Adam Feld, IDSA

Assistant Professor, University of Louisiana at Lafayette University of Louisiana at Lafayette, School of Architecture and Design, Assistant Professor, teaching third-year industrial design students. Adam Feld, IDSA, holds an associate’s degree in visual communication from Sinclair Community College, a BID from The Ohio State University and a master of design, with a focus on ID, from the University of Cincinnati’s DAAP. The focus in his studios is experiential learning, as students work on all aspects of ID.

Activities for Adam

Academic Juror | 2022, 2023, 2024
IDSA Award Winner | Young Educator | 2018

In recognition of his years of scholarship and dedicated instruction of students at the undergraduate, graduate, and PhD levels, Adam Feld, IDSA, received the 2018 IDSA Young Educator of the Year Award. He was officially recognized at the International Conference in New Orleans, LA, just down the road from where he teaches at The University of Louisiana at Lafayette as the Assistant Professor of Industrial Design.

“Teaching is still what gets me up in the morning,” Feld says. “I love seeing progress from the beginning of the semester to the end and over multiple semesters. I feel that I am challenged daily by students and am compelled to do the best I can for them.”

Feld, an Ohio native, earned an associate’s degree in visual communication from Sinclair Community College in 2007, as well as a bachelor’s degree in industrial design from The Ohio State University. He went on to achieve a master’s in design with a focus on industrial design from the University of Cincinnati, where he taught for the first time as a graduate assistant under Associate Professor Dr. J.A. Chewning, PhD and Associate Professor Emeritus Gerald Michaud. Feld then followed the path of design education to central Louisiana, where the core of his teaching is currently based in the junior year studios.

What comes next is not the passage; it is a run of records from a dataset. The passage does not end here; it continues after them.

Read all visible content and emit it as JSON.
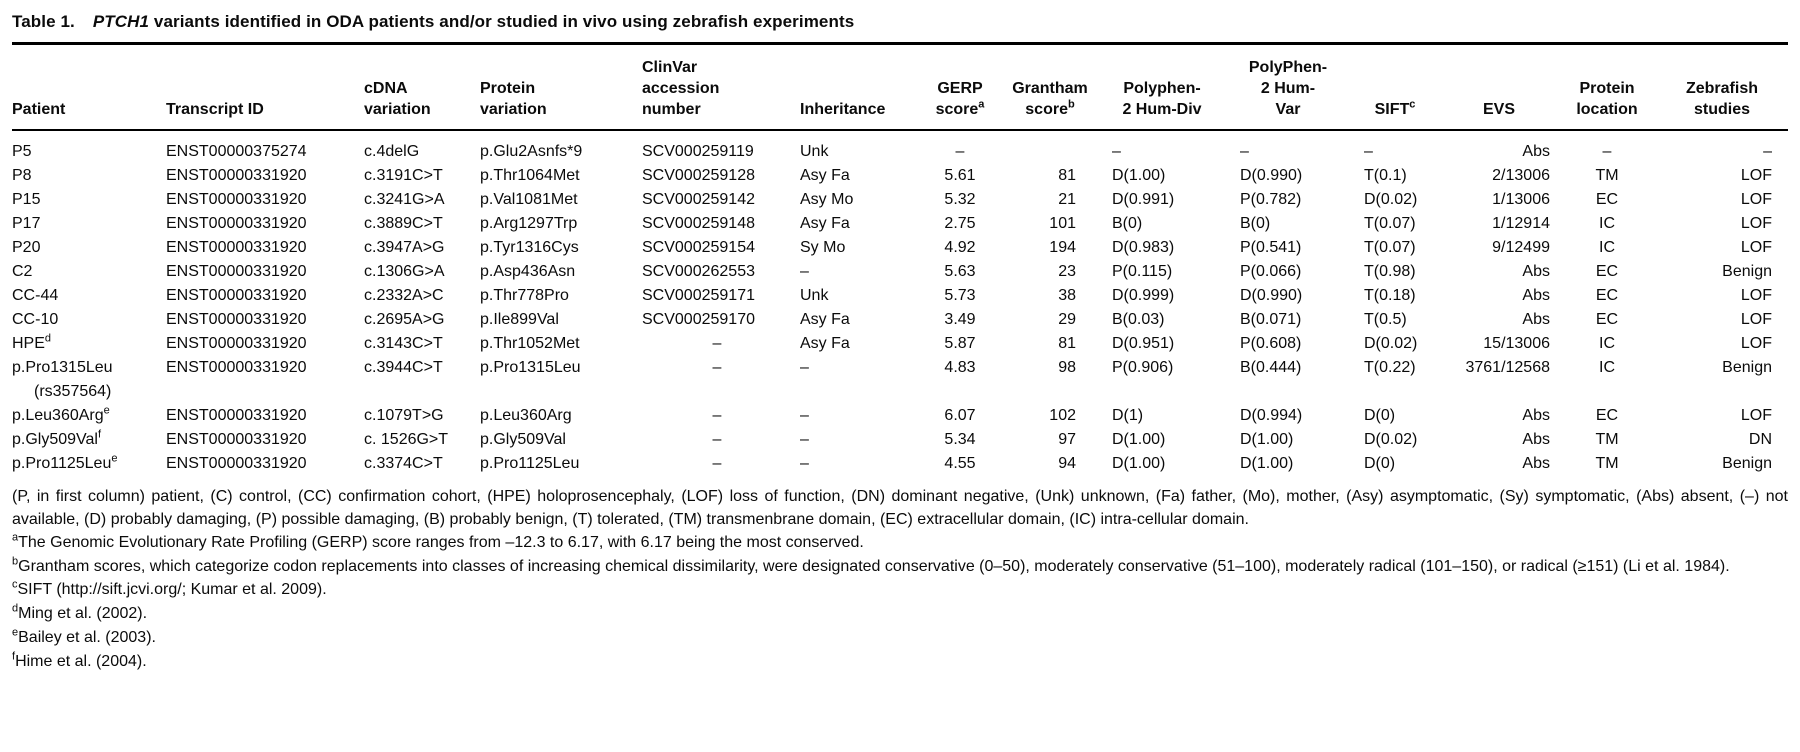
{
  "title": {
    "label": "Table 1.",
    "gene": "PTCH1",
    "rest": " variants identified in ODA patients and/or studied in vivo using zebrafish experiments"
  },
  "table": {
    "columns": [
      {
        "id": "patient",
        "label": "Patient",
        "lines": [
          "Patient"
        ],
        "sup": ""
      },
      {
        "id": "transcript",
        "label": "Transcript ID",
        "lines": [
          "Transcript ID"
        ],
        "sup": ""
      },
      {
        "id": "cdna",
        "label": "cDNA variation",
        "lines": [
          "cDNA",
          "variation"
        ],
        "sup": ""
      },
      {
        "id": "protein",
        "label": "Protein variation",
        "lines": [
          "Protein",
          "variation"
        ],
        "sup": ""
      },
      {
        "id": "clinvar",
        "label": "ClinVar accession number",
        "lines": [
          "ClinVar",
          "accession",
          "number"
        ],
        "sup": ""
      },
      {
        "id": "inheritance",
        "label": "Inheritance",
        "lines": [
          "Inheritance"
        ],
        "sup": ""
      },
      {
        "id": "gerp",
        "label": "GERP score",
        "lines": [
          "GERP",
          "score"
        ],
        "sup": "a"
      },
      {
        "id": "grantham",
        "label": "Grantham score",
        "lines": [
          "Grantham",
          "score"
        ],
        "sup": "b"
      },
      {
        "id": "humdiv",
        "label": "Polyphen-2 Hum-Div",
        "lines": [
          "Polyphen-",
          "2 Hum-Div"
        ],
        "sup": ""
      },
      {
        "id": "humvar",
        "label": "PolyPhen-2 Hum-Var",
        "lines": [
          "PolyPhen-",
          "2 Hum-",
          "Var"
        ],
        "sup": ""
      },
      {
        "id": "sift",
        "label": "SIFT",
        "lines": [
          "SIFT"
        ],
        "sup": "c"
      },
      {
        "id": "evs",
        "label": "EVS",
        "lines": [
          "EVS"
        ],
        "sup": ""
      },
      {
        "id": "location",
        "label": "Protein location",
        "lines": [
          "Protein",
          "location"
        ],
        "sup": ""
      },
      {
        "id": "zebrafish",
        "label": "Zebrafish studies",
        "lines": [
          "Zebrafish",
          "studies"
        ],
        "sup": ""
      }
    ],
    "rows": [
      {
        "patient": "P5",
        "psup": "",
        "patient_line2": "",
        "cells": [
          "ENST00000375274",
          "c.4delG",
          "p.Glu2Asnfs*9",
          "SCV000259119",
          "Unk",
          "–",
          "",
          "–",
          "–",
          "–",
          "Abs",
          "–",
          "–"
        ]
      },
      {
        "patient": "P8",
        "psup": "",
        "patient_line2": "",
        "cells": [
          "ENST00000331920",
          "c.3191C>T",
          "p.Thr1064Met",
          "SCV000259128",
          "Asy Fa",
          "5.61",
          "81",
          "D(1.00)",
          "D(0.990)",
          "T(0.1)",
          "2/13006",
          "TM",
          "LOF"
        ]
      },
      {
        "patient": "P15",
        "psup": "",
        "patient_line2": "",
        "cells": [
          "ENST00000331920",
          "c.3241G>A",
          "p.Val1081Met",
          "SCV000259142",
          "Asy Mo",
          "5.32",
          "21",
          "D(0.991)",
          "P(0.782)",
          "D(0.02)",
          "1/13006",
          "EC",
          "LOF"
        ]
      },
      {
        "patient": "P17",
        "psup": "",
        "patient_line2": "",
        "cells": [
          "ENST00000331920",
          "c.3889C>T",
          "p.Arg1297Trp",
          "SCV000259148",
          "Asy Fa",
          "2.75",
          "101",
          "B(0)",
          "B(0)",
          "T(0.07)",
          "1/12914",
          "IC",
          "LOF"
        ]
      },
      {
        "patient": "P20",
        "psup": "",
        "patient_line2": "",
        "cells": [
          "ENST00000331920",
          "c.3947A>G",
          "p.Tyr1316Cys",
          "SCV000259154",
          "Sy Mo",
          "4.92",
          "194",
          "D(0.983)",
          "P(0.541)",
          "T(0.07)",
          "9/12499",
          "IC",
          "LOF"
        ]
      },
      {
        "patient": "C2",
        "psup": "",
        "patient_line2": "",
        "cells": [
          "ENST00000331920",
          "c.1306G>A",
          "p.Asp436Asn",
          "SCV000262553",
          "–",
          "5.63",
          "23",
          "P(0.115)",
          "P(0.066)",
          "T(0.98)",
          "Abs",
          "EC",
          "Benign"
        ]
      },
      {
        "patient": "CC-44",
        "psup": "",
        "patient_line2": "",
        "cells": [
          "ENST00000331920",
          "c.2332A>C",
          "p.Thr778Pro",
          "SCV000259171",
          "Unk",
          "5.73",
          "38",
          "D(0.999)",
          "D(0.990)",
          "T(0.18)",
          "Abs",
          "EC",
          "LOF"
        ]
      },
      {
        "patient": "CC-10",
        "psup": "",
        "patient_line2": "",
        "cells": [
          "ENST00000331920",
          "c.2695A>G",
          "p.Ile899Val",
          "SCV000259170",
          "Asy Fa",
          "3.49",
          "29",
          "B(0.03)",
          "B(0.071)",
          "T(0.5)",
          "Abs",
          "EC",
          "LOF"
        ]
      },
      {
        "patient": "HPE",
        "psup": "d",
        "patient_line2": "",
        "cells": [
          "ENST00000331920",
          "c.3143C>T",
          "p.Thr1052Met",
          "–",
          "Asy Fa",
          "5.87",
          "81",
          "D(0.951)",
          "P(0.608)",
          "D(0.02)",
          "15/13006",
          "IC",
          "LOF"
        ]
      },
      {
        "patient": "p.Pro1315Leu",
        "psup": "",
        "patient_line2": "(rs357564)",
        "cells": [
          "ENST00000331920",
          "c.3944C>T",
          "p.Pro1315Leu",
          "–",
          "–",
          "4.83",
          "98",
          "P(0.906)",
          "B(0.444)",
          "T(0.22)",
          "3761/12568",
          "IC",
          "Benign"
        ]
      },
      {
        "patient": "p.Leu360Arg",
        "psup": "e",
        "patient_line2": "",
        "cells": [
          "ENST00000331920",
          "c.1079T>G",
          "p.Leu360Arg",
          "–",
          "–",
          "6.07",
          "102",
          "D(1)",
          "D(0.994)",
          "D(0)",
          "Abs",
          "EC",
          "LOF"
        ]
      },
      {
        "patient": "p.Gly509Val",
        "psup": "f",
        "patient_line2": "",
        "cells": [
          "ENST00000331920",
          "c. 1526G>T",
          "p.Gly509Val",
          "–",
          "–",
          "5.34",
          "97",
          "D(1.00)",
          "D(1.00)",
          "D(0.02)",
          "Abs",
          "TM",
          "DN"
        ]
      },
      {
        "patient": "p.Pro1125Leu",
        "psup": "e",
        "patient_line2": "",
        "cells": [
          "ENST00000331920",
          "c.3374C>T",
          "p.Pro1125Leu",
          "–",
          "–",
          "4.55",
          "94",
          "D(1.00)",
          "D(1.00)",
          "D(0)",
          "Abs",
          "TM",
          "Benign"
        ]
      }
    ]
  },
  "footnotes": {
    "legend": "(P, in first column) patient, (C) control, (CC) confirmation cohort, (HPE) holoprosencephaly, (LOF) loss of function, (DN) dominant negative, (Unk) unknown, (Fa) father, (Mo), mother, (Asy) asymptomatic, (Sy) symptomatic, (Abs) absent, (–) not available, (D) probably damaging, (P) possible damaging, (B) probably benign, (T) tolerated, (TM) transmenbrane domain, (EC) extracellular domain, (IC) intra-cellular domain.",
    "notes": [
      {
        "sup": "a",
        "text": "The Genomic Evolutionary Rate Profiling (GERP) score ranges from –12.3 to 6.17, with 6.17 being the most conserved."
      },
      {
        "sup": "b",
        "text": "Grantham scores, which categorize codon replacements into classes of increasing chemical dissimilarity, were designated conservative (0–50), moderately conservative (51–100), moderately radical (101–150), or radical (≥151) (Li et al. 1984)."
      },
      {
        "sup": "c",
        "text": "SIFT (http://sift.jcvi.org/; Kumar et al. 2009)."
      },
      {
        "sup": "d",
        "text": "Ming et al. (2002)."
      },
      {
        "sup": "e",
        "text": "Bailey et al. (2003)."
      },
      {
        "sup": "f",
        "text": "Hime et al. (2004)."
      }
    ]
  }
}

Feld’s decision to teach at UL Lafayette was made with the knowledge that he would be working in a challenging pedagogical environment. “To understand the level of achievement that Adam has reached requires an understanding of his context,” says Feld’s colleague Benjamin Bush, IDSA. He adds that the recent cuts to Louisiana’s collegiate-aided funding have caused tuition to rise dramatically.

With more UL Lafayette design students winning awards and landing competitive internships each year, it’s clear that Feld is determined to overcome these obstacles. “Adam’s achievements are not a product of his environment,” Bush says, “but of his drive, resourcefulness, amiability, and passion to see his students succeed.”

Since the beginning of his career in design education, Feld has been proactive in his creative teaching efforts. He has served as the IDSA Vice Chair for Louisiana for the past three years, and has taken every opportunity to expose his students to the world beyond the classroom. He regularly invites programmatic advisors from around the country to visit his program, connecting his students to industrial design on a national level. He also recently secured funding for UL’s first subsidized studio. Sponsored by RedBull, the studio focuses on providing hard good and soft good artifacts for BMX Flatland bicycles.

“My goal is to educate the entire student, starting with the design skill set and ending with independent, critical thought,” Feld says. “I strive to create studios where each student receives a professionally competitive skill set, the most personalized attention possible, and the ability to discuss projects in a collaborative environment.”

As an IDSA faculty advisor, Feld regularly advocates for professional engagement at conferences and events, encouraging his students to seek out collaborative relationships with other IDSA members. Believing earnestly that teachers should embody the same traits that they wish to see in their students, Feld organized and executed the Geaux Design Conference in 2017, which was the first IDSA regional conference of its kind.

“Adam introduces a professional rigor that benefits our students as they begin to transition from their roles as students to their roles as professionals,” says Dr. Adam Cline, Interim Program Coordinator in Industrial Design at UL Lafayette. “[His students’] professional engagement is…a direct result of Adam’s efforts to advance our program’s goals, and provides much-needed direction toward achieving the educational mission of our program.”

Feld plans to continue to challenge his students to see themselves not just as design students, but also as men and women who are capable of solving the world’s problems through innovative thinking.

“Future industrial designers must have a mastery of every part of the profession, starting with the user and ending with a product that is market-ready,” Feld says. “My primary teaching goal is that my students leave my studios with a greater confidence and skill, ready to begin their next level of study or professional career in industrial design.”